It splits into two halves. The Sai Kung Volcanic Rock Region is the dramatic one: columns, sea arches, sea caves. The Northeast New Territories Sedimentary Rock Region is the subtler one, all layered shale and eroded coast. Between them they hold a geological record spanning more than 370 million years, from the Devonian to the Paleogene — a river delta, then a shallow sea, then a landscape of erupting volcanoes, then a tropical lagoon.
Hong Kong Geopark joined the Global Geoparks Network in 2011 and was renamed a UNESCO Global Geopark in 2015. UNESCO's own description calls it a "Geopark in the City" — and that is the whole point. Roughly 50,000 people live inside it, and it is about an hour from one of the densest financial districts on earth.
The hexagonal columns: why they matter
Here is the part worth understanding before you go, because it changes what you are looking at.
Hexagonal rock columns exist elsewhere — Giant's Causeway, Fingal's Cave. Almost all of them are dark-grey basalt, low in silica. Hong Kong's are not. The High Island Formation is light-coloured rhyolitic volcanic rock, rich in silica, which makes it globally rare. Same shape, wrong chemistry — and that is the interesting bit.
The scale is the other shock. The columns spread over about 100 square kilometres of land and seabed across High Island, Kau Sai Chau, Jin Island, the Ung Kong Group and the Ninepin Group. They average 1.2 metres across, some reach three metres, and their exposed height runs up to 100 metres.
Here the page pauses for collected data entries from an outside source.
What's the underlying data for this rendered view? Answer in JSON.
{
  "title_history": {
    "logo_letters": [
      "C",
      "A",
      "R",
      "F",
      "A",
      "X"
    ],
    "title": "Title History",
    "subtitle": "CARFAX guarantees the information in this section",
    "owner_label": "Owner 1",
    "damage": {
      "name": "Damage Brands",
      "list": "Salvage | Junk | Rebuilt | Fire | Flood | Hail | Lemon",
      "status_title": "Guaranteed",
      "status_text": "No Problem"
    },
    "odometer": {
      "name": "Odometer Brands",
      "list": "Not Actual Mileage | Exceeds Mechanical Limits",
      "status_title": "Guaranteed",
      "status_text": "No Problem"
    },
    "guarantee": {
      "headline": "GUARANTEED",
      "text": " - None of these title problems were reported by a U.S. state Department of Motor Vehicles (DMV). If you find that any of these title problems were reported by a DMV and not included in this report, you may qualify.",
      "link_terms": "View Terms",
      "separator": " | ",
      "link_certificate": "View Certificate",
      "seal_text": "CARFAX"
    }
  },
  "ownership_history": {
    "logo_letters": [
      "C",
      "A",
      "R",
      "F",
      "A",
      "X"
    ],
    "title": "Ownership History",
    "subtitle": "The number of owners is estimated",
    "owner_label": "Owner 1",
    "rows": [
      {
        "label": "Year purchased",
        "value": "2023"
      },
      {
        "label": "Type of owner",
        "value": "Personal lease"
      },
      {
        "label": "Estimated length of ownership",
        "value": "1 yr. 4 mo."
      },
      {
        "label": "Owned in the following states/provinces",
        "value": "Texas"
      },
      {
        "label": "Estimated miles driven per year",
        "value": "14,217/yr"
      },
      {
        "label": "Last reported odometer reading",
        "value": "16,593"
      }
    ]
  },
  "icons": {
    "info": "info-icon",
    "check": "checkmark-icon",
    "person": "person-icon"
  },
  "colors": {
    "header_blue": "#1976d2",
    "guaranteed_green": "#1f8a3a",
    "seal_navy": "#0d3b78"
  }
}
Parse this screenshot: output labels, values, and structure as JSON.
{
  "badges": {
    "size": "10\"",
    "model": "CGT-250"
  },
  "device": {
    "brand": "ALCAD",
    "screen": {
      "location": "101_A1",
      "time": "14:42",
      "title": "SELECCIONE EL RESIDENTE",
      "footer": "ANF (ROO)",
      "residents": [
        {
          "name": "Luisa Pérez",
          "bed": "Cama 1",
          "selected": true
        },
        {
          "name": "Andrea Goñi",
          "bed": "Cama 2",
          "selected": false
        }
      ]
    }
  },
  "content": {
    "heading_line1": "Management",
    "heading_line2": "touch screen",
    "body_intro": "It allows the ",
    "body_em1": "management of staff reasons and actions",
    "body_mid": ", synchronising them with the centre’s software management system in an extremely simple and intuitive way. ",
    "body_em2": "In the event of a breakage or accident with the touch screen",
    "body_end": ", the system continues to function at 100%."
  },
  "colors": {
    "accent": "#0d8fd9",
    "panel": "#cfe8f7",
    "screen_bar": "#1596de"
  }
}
How they got there: about 140 million years ago a large volcano erupted in what is now southeast Hong Kong, spewing ash and lava before collapsing into a caldera roughly 20 kilometres across. The material trapped inside cooled slowly, contracted, and cracked into hexagons. In 2022 the Agriculture, Fisheries and Conservation Department announced the formation had been named one of the First 100 IUGS Geological Heritage Sites — the same list as the Grand Canyon and Uluru.
High Island Geo Trail & the East Dam
If you do one thing, do this. The High Island Reservoir East Dam in Sai Kung East Country Park is where the columns come right down to the road, and where the High Island Geo Trail lets you walk along their base.
You get the sheer wall, the famous S-shaped bend where the columns buckle, a sea cave and the dolosse — the giant concrete jacks piled against the dam. It is short, it is mostly flat, and it does not require you to be a hiker.
High Island Geo Trail & East Dam
The single best view of the hexagonal columns, reachable without a boat. Short, flat and spectacular — the trail runs along the base of a 100-metre wall of rhyolite.
The catch: public transport to the East Dam is limited and services vary by day. Confirm the current minibus timetable before you set out, and agree a return with your taxi driver — there is nothing out there.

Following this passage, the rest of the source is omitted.